In short, you have no trust on public instances. Check the documentation for details: https://asciimoo.github.io/searx/user/own-instance.html


On that note, i wonder if you could build a secondary search engine at your home, but only index a small part of the web you typically use?

This immediately sounds useless, but for me i feel[1] like i primarily search a handful of sites. If i can index the sites i mainly care about, and fallback to "normal" engines automatically or with a flag, then for the queries i care about suddenly i get 100% accurate[2] and 100% private searches.

This seems like a good idea to me. My only question, is how much bandwidth and storage are needed to even index something like reddit? If it's too much to run on a moderate home computer, then what's the use?

[1]: I don't have any data to back up this claim, though.

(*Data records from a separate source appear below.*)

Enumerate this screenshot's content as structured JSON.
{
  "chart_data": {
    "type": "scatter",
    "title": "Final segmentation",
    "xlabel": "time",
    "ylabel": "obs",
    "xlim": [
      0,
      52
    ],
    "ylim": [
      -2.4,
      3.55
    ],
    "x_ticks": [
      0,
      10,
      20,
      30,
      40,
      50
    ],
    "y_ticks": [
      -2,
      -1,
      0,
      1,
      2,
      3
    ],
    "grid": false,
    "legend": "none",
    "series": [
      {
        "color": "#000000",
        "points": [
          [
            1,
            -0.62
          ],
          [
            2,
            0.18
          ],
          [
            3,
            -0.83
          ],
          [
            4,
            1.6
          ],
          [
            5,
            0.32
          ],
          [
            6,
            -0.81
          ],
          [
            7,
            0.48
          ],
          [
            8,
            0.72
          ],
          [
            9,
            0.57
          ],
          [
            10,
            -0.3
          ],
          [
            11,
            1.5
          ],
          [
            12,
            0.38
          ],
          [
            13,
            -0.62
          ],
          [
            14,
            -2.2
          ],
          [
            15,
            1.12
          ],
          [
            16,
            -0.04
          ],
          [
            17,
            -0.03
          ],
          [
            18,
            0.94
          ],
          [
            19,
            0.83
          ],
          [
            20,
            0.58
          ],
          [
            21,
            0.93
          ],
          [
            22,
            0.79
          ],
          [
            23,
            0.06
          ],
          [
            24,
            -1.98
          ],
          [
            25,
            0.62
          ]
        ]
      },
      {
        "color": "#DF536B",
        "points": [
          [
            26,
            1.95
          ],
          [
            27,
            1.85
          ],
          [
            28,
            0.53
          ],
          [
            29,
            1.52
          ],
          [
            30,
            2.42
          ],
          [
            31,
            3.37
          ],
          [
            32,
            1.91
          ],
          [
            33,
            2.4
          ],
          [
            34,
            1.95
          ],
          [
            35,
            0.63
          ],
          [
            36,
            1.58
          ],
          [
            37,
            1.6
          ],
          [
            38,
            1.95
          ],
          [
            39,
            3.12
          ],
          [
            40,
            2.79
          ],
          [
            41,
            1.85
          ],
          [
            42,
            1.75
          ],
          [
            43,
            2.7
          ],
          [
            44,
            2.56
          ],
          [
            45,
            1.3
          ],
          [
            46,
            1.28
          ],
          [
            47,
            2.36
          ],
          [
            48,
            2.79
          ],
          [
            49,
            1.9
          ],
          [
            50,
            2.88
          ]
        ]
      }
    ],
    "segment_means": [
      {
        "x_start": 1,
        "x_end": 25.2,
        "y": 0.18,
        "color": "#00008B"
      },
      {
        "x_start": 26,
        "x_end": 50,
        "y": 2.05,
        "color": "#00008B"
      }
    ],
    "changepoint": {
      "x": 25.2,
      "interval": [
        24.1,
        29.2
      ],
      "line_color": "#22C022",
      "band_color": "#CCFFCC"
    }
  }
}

Purely a hunch. [2]: edit, well i guess 100% accurate depends on the search implementation, but it's still 100% private :)


If you only use a handful of sites, you can also solve this problem by building yourself a site that handles specific types of queries.

I'm doing something like this, by building a site to search lectures (https://www.findlectures.com). The "fallback" for me is to just use youtube, etc instead.

Rather than trying to index everything on Reddit or Youtube, if you just index "good" parts it's a lot easier, since there is a lot of low quality material either way. I think you're more limited by bandwidth, for what you can get into your own index.

A search index is basically a mapping of hashed search tokens -> urls, so it can be pretty efficient to store locally (e.g. for a video search engine, you just need unique words in the transcript/title, not the entire video)


Maybe a private instance of a cloud-based server paid for by like-minded subscribers?